Hiroshima and Obama’s nuclear disarmament legacy for future generations

Masako Toki
April 12, 2016

The following is an excerpt of an article published April 12 by Asia Times.

Since President Obama made his monumental Prague speech over seven years ago calling for a world without nuclear weapons, people in Hiroshima and Nagasaki have enthusiastically hoped that the president visits their cities.

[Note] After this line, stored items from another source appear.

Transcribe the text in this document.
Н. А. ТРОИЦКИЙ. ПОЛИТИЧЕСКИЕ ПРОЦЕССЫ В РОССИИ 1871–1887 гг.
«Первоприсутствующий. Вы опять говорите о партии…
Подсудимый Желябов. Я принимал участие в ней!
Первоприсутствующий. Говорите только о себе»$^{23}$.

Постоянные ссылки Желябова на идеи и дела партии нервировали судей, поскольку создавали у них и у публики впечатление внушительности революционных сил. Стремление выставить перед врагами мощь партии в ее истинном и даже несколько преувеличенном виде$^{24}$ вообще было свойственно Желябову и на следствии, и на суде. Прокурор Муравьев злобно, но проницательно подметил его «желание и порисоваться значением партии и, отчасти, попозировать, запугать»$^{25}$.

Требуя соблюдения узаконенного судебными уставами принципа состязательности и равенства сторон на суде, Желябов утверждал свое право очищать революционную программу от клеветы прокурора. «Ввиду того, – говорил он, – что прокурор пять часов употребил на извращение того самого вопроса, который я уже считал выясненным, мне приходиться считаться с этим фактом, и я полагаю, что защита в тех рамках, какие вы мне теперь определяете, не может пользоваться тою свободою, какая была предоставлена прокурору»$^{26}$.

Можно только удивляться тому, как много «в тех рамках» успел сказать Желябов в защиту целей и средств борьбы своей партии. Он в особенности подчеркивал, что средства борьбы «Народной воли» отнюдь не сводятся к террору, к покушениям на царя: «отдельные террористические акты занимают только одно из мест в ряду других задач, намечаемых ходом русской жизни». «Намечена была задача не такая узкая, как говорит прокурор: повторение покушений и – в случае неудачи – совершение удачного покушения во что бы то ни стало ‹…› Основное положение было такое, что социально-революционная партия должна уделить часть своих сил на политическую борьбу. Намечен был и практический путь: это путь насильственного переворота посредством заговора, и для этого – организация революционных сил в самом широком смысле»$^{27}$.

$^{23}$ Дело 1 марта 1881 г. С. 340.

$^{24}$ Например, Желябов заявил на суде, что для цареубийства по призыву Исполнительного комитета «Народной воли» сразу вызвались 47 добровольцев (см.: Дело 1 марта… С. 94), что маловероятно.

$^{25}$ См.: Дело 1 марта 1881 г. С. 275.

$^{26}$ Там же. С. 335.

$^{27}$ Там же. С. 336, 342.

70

Hiroshima and Obama Nuclear Disarmament Legacy for Future Generations, Obama

President Obama Speaking in Prague in 2009, Source: WikiMedia Commons

Now, with less than one year remaining in his presidency, with much disappointment in his nuclear disarmament policy, his call for a world free of nuclear weapons may sound an empty promise. Many feel that Obama’s Prague agenda has lost almost all the momentum in the face of the harsh realities of both international security and domestic politics. Especially, the deteriorating relationship between the United States and Russia has been directly impacting both countries’ nuclear weapons policies that make a vision of a world free of nuclear weapons almost completely improbable.

However, President Obama will soon face his final opportunity to vindicate his seriousness to work for a nuclear free world, refuting such disappointment and criticism on his nuclear disarmament policy, and reinvigorate the momentum in effort toward a world free of nuclear weapons.